If the above chart (with our comments added in red) recently published by Bloomberg Businessweek looks familiar, it should. We published a very similar chart, showing the performance of the Russian economy since Vladimir Putin took power, back in May. Back then we pointed out that the Putin economy has never reached the level attained by Boris Yeltsin at the end of his two terms as president, shown on the above graph by the point on the extreme left. And more recently, the Putin economy has collapsed once and is headed for yet a second massive recession. The GDP growth achieved by Putin during his first two terms was roughly half what Yeltsin had when he left office, and during his third term it is again roughly half the initial level. Russia has already had one major recession under Putin, and is clearly headed for a double-dip.
Bloomberg’s reporting on the Russian economy ought to send chills down the spine of any intelligent Russian’s spine.
“It’s important that people still go to ADRs and GDRs because people don’t have too much confidence in Russia,” it quotes Alper Ince, who helps oversee about $9 billion as managing director of Pacific Alternative Asset Management in Irvine, California as stating.
And the reason for that lack of confidence is simple: Putin’s twin failures regarding reform.

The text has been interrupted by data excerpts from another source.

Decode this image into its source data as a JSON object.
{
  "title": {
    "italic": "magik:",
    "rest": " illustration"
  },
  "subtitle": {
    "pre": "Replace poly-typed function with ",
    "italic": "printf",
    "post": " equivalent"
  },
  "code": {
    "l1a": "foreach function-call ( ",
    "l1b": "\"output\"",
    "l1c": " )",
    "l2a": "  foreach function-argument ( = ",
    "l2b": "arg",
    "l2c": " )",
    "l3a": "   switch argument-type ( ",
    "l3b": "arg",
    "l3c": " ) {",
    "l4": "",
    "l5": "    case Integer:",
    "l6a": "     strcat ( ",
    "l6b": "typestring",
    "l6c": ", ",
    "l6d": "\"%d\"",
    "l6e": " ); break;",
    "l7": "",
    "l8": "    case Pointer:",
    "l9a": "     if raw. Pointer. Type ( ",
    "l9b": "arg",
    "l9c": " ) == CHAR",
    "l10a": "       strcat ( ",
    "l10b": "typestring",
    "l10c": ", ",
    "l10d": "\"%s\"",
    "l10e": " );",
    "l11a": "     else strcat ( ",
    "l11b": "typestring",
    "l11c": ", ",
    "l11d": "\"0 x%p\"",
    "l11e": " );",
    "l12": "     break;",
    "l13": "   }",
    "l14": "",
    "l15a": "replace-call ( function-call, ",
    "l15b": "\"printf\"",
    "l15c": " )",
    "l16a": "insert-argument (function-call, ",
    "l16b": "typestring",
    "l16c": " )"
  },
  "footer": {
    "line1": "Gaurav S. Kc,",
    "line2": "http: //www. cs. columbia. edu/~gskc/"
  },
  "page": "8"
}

“You can build the best of breed pipes to trade Russia, but if Russia Inc. does not shape up its corporate governance issues, international investors will continue to sit on the sidelines,” Bloomberg quotes Luis Saenz, the London-based head of equity sales and trading at BCS Financial Group, as stating. Putin has failed to reform Russia’s pandemic corruption despite nearly 15 years in power.
And Putin has likewise failed to diversify the Russian economy:
Russia’s phenomenal run of prosperity would have been an ideal time to diversify the economy beyond energy, a goal that harks back to the days of Soviet leader Leonid Brezhnev. Instead, energy’s share of the economy actually increased; as of late 2012, oil and gas accounted for about 70 percent of exports, compared with less than 50 percent in the mid-1990s, providing half of the government’s revenue and roughly 17 percent of GDP, according to the EBRD. Gazprom alone represents 14 percent of the Russian stock market’s total capitalization.
Putin has totally failed in both of his prime directives, corruption and diversification.
During the global economic downturn, Russia was the very worst performer in the G-20. Gazprom stock has lost three-quarters of its value over the last six years even as energy prices have risen. That’s because Gazprom’s future prospects are so bleak as the US weans itself off foreign oil and develops massive North American energy resources based on oil shale.
But as in Soviet times, there is no political accountability for the Kremlin. Russians have allowed Putin to seize total control of TV news, so many Russians simply don’t understand the true extent of Putin’s failures. And even if they did, Putin freely liquidates critics and opposition leaders. This means Putin has no more to fear from failure than did the Poliburo, and only national collapse can undermine his rule.